S’ajoutent aux absences de mémoire coupable, une perte du
sens des proportions : le nombre de victimes israéliennes
est à multiplier par cent, deux cents, trois cents par
rapport aux civils palestiniens tués par les décisions
officielles du gouvernement israélien.
Ce
dernier se moque des institutions et de la soi disant
« communauté » internationales. Ce qui compte, désormais,
c’est de s’assurer du soutien unilatéral des Etats-Unis et
du silence complice des gouvernements européens. Un travail
efficace de communication et de relais médiatiques (avec une
dose de désinformation caractérisée) suffisent, par
ailleurs, au gouvernement israélien pour gagner du temps et
soumettre une population d’un million et demi d’âmes à un
siège inhumain puis à un massacre insupportable. Nous sommes
tous réduits à l’état de spectateurs que la « neutralité »
devrait sauver de la mauvaise conscience. D’autant que le
cynisme est à son comble lorsque l’on sait que la mort des
centaines de civils palestiniens est aussi liée aux calculs
politiciens des leaders israéliens soucieux de montrer leur
force et leur détermination avant les prochaines élections.

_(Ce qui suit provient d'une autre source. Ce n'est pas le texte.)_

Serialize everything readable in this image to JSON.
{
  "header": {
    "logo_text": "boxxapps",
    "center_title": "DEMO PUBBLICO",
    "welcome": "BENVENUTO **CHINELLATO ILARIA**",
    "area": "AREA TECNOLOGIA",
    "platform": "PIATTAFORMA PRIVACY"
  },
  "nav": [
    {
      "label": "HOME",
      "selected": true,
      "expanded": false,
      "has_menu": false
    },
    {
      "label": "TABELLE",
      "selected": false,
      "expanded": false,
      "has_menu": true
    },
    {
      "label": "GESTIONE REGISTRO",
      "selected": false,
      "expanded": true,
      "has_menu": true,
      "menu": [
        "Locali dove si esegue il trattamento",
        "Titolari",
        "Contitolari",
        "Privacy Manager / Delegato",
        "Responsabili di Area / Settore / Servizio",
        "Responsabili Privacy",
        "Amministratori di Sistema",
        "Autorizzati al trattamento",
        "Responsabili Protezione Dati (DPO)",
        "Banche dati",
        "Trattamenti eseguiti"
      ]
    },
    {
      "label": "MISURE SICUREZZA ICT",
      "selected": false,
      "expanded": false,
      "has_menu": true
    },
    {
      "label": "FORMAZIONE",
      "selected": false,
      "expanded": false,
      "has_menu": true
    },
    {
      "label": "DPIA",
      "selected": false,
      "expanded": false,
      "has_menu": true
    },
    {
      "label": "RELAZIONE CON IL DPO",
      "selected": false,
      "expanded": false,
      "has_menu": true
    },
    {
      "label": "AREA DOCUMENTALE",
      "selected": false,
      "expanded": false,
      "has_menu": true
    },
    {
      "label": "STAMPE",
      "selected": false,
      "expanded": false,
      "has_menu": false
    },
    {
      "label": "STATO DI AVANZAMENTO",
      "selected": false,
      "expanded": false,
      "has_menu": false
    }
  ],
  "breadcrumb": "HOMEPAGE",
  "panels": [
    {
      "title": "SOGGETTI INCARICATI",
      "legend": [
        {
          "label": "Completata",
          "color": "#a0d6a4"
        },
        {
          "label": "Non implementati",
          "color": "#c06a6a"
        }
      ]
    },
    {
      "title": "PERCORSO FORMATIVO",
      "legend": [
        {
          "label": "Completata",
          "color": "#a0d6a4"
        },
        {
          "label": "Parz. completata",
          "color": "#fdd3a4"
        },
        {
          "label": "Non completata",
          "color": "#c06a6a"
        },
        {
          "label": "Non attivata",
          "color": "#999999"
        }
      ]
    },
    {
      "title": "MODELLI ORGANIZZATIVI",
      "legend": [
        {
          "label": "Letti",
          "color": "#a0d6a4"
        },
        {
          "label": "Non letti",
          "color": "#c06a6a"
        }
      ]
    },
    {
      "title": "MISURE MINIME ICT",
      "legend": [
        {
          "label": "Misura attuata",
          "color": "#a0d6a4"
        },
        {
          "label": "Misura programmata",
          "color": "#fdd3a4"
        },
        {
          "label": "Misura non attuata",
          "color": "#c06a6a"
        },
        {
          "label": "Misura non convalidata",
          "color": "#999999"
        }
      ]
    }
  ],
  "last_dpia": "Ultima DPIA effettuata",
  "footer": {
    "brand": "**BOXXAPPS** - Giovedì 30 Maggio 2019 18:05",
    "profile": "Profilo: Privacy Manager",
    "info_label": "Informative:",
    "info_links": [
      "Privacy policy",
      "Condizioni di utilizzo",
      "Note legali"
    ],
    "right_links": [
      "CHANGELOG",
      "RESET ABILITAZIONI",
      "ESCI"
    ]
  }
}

La déroute libanaise en août 2006 devait être rectifiée :
qu’importe la vie des innocents, des enfants et des femmes
palestiniens, puisque ce qui compte c’est de mobiliser les
votants et gagner les élections. Opération réussie s’il en
faut : 80% des Israéliens soutiennent les opérations
meurtrières à Gaza. Effrayant !
Peut-on encore espérer quelque chose de la « communauté
internationale » des Etats et des gouvernements lorsque l’on
observe comment ceux-ci réagissent en Orient comme en
Occident. Le silence complice, l’hypocrisie, l’attentisme,
voire le mépris pour la vie des Palestiniens que d’aucuns
aimeraient voir disparaître en Jordanie, au Liban ou dans
n’importe quels camps de réfugiés « temporairement
définitifs ». Il est l’heure d’engager un mouvement
international, global, de résistance non violente à la
politique violente, et extrémiste, de l’Etat d’Israël. Il
importe de mobiliser l’opinion publique en diffusant une
information rigoureuse et permanente sur la situation de la
population palestinienne, en multipliant les articles, les
conférences et les manifestations de soutien au peuple
palestinien tout en développant une meilleure synergie entre
les efforts et les activités qui sont déjà menés par de
nombreuses organisations à travers le monde. Les
Palestiniens, nous le savons, ne céderont pas et
continueront à défendre leurs droits légitimes sur le
terrain et il importe que, à travers le monde, nous
soutenions de façon déterminée et pacifique leur résistance.
Israël, contrairement aux apparences et à sa phénoménale
puissance militaire, n’a de loin pas gagné ce conflit et sa
société est traversée par des crises multiples et profondes.
Il est urgent que l’Etat et la population d’Israël
comprennent qu’il n’y a pour eux aucun avenir de sécurité,
et simplement de survie, sans la reconnaissance des droits
et de la dignité des Palestiniens. Gagner du temps,
s’aveugler, s’enfermer dans des opérations invraisemblables
et d’horribles massacres ne garantit pas la victoire. Au
contraire. Bien au contraire.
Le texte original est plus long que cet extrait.